Nach dutzenden - wenn auch nicht hunderten Küchenmessern :cool:: - kann ich sagen, dass die meisten Schmiede sich bei der Herstellung etwas gedacht haben und jedes Messer einen sinnvollen Einsatzbereich hat, auch wenn der manchmal sehr klein ist und den Preis nicht unbedingt zu rechtfertigen scheint.

Beispiel: Ich habe von einem renomierten Schmied ein Biest von einem Messer gekauft. War damals mein teuerstes Messer. Leider war die Geometrie viel mehr Outdoor- als küchentauglich. Hatte überlegt, es ausdünnen zu lassen, davon aber angesehen, weil es das Konzept dieses Messers zerstört hätte. Heute bin ich froh, es nicht ausgedünnt zu haben. Es entspricht eigentlich perfekt dem Messertyp Big Gyuto, der sich auch in der japanischen Küche findet, und ich nutze es als ein Mittelding zwischen Hackmesser, Deba und Gyuto. Seltene und sehr eingeschränkte Anwendungen (Fischköpfe abtrennen, Gräten und Hühnerknochen zerteilen etc), aber da performt es super.
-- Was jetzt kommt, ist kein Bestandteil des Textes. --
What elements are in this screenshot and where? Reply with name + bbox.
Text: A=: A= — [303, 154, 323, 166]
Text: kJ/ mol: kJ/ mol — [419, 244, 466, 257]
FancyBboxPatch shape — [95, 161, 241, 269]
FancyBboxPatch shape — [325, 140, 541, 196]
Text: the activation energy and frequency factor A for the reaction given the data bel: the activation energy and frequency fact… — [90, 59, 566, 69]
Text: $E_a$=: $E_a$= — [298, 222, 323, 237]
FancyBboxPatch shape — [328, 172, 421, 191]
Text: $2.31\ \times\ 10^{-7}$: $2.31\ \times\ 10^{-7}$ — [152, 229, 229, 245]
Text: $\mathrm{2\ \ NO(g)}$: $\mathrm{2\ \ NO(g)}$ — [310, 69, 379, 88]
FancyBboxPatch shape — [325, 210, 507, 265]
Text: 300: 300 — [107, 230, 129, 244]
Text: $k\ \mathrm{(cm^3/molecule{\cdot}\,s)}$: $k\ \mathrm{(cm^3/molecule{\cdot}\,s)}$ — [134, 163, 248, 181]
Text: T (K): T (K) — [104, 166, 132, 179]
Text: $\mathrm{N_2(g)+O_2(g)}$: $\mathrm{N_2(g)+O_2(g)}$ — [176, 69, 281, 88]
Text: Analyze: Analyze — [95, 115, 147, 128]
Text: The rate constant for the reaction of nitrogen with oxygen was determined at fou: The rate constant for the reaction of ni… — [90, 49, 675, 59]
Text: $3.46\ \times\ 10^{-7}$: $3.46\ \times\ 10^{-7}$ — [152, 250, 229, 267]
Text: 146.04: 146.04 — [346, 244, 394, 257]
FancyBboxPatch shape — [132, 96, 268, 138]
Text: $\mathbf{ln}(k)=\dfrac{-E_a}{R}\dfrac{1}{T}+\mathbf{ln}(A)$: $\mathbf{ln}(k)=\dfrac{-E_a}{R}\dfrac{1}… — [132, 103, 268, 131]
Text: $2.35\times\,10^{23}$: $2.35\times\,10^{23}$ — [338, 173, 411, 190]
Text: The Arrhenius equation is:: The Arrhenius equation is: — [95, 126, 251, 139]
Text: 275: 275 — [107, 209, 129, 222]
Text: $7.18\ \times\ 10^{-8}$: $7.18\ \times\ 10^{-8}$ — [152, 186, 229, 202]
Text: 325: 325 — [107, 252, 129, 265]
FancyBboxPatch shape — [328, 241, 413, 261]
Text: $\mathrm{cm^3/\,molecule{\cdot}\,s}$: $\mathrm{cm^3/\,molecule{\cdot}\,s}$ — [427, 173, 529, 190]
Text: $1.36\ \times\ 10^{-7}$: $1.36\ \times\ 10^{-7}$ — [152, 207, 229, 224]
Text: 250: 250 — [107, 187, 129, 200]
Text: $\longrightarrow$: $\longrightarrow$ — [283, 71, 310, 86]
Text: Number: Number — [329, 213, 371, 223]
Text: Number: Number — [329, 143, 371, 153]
Ansonsten haben sich über die Jahre mehrere Merkmale für mich als wichtig erwiesen:

1. Eine Klingenlänge zwischen 24-27cm. Also sind Santokus und co. in der Regel raus.
2. Ein gewisses Gewicht des Messers.
3. Eine für mich gute Schärfbarkeit. Ganz wichtig, entscheidet letztlich, ob ich ein Messer oft oder selten benutze. (Dabei ist mir klar, dass ich der limitierende Faktor bin, aber das Messer muss eben zu meinen Gewohheiten und Fähigkeiten passen). Nach Möglichkeit auch mit dem Mikrofeinzug scharf zu halten.
4. Inzwischen lieber rosträge als unlegierter Kohlenstoffstahl. Gerne Ginsan, SLD oder SKD. Eine Entdeckung der Corona Zeit, als Kochen wegen dieser dauernden Video-Konferenzen öfters schnell gehen musste und pflegeleichte Messer ihre Vorzüge auspielten.
5. Foodrelease ist inzwischen kein großes Thema mehr für mich. Lieber streife ich kontrolliert ab, als dass Geschnittenes über das Brett springt.
6. Hohlkehlen kommen mir nach wie vor nicht ins Haus. Brutaler Abturner.
7. Nach Möglichkeit kein Bling Bling / kein Lametta am Messer. Klare saubere Ästhetik.
8. Habe nach wie vor ein Faible für japanische Messer. Die Ästhetik spricht etwas in meiner Seele an. Mag es auch, wenn ein Name dahinter steht und es nicht nur eine Marke ist (zugegeben: Grenzen sind unscharf und fließend).

Und zuletzt eine Erkenntnis. Der Preis spiegelt oft genug nicht die Performance, sondere hauptsächlich die Nachfrage. Don't believe the hype. Mehrfach selbst erfahren.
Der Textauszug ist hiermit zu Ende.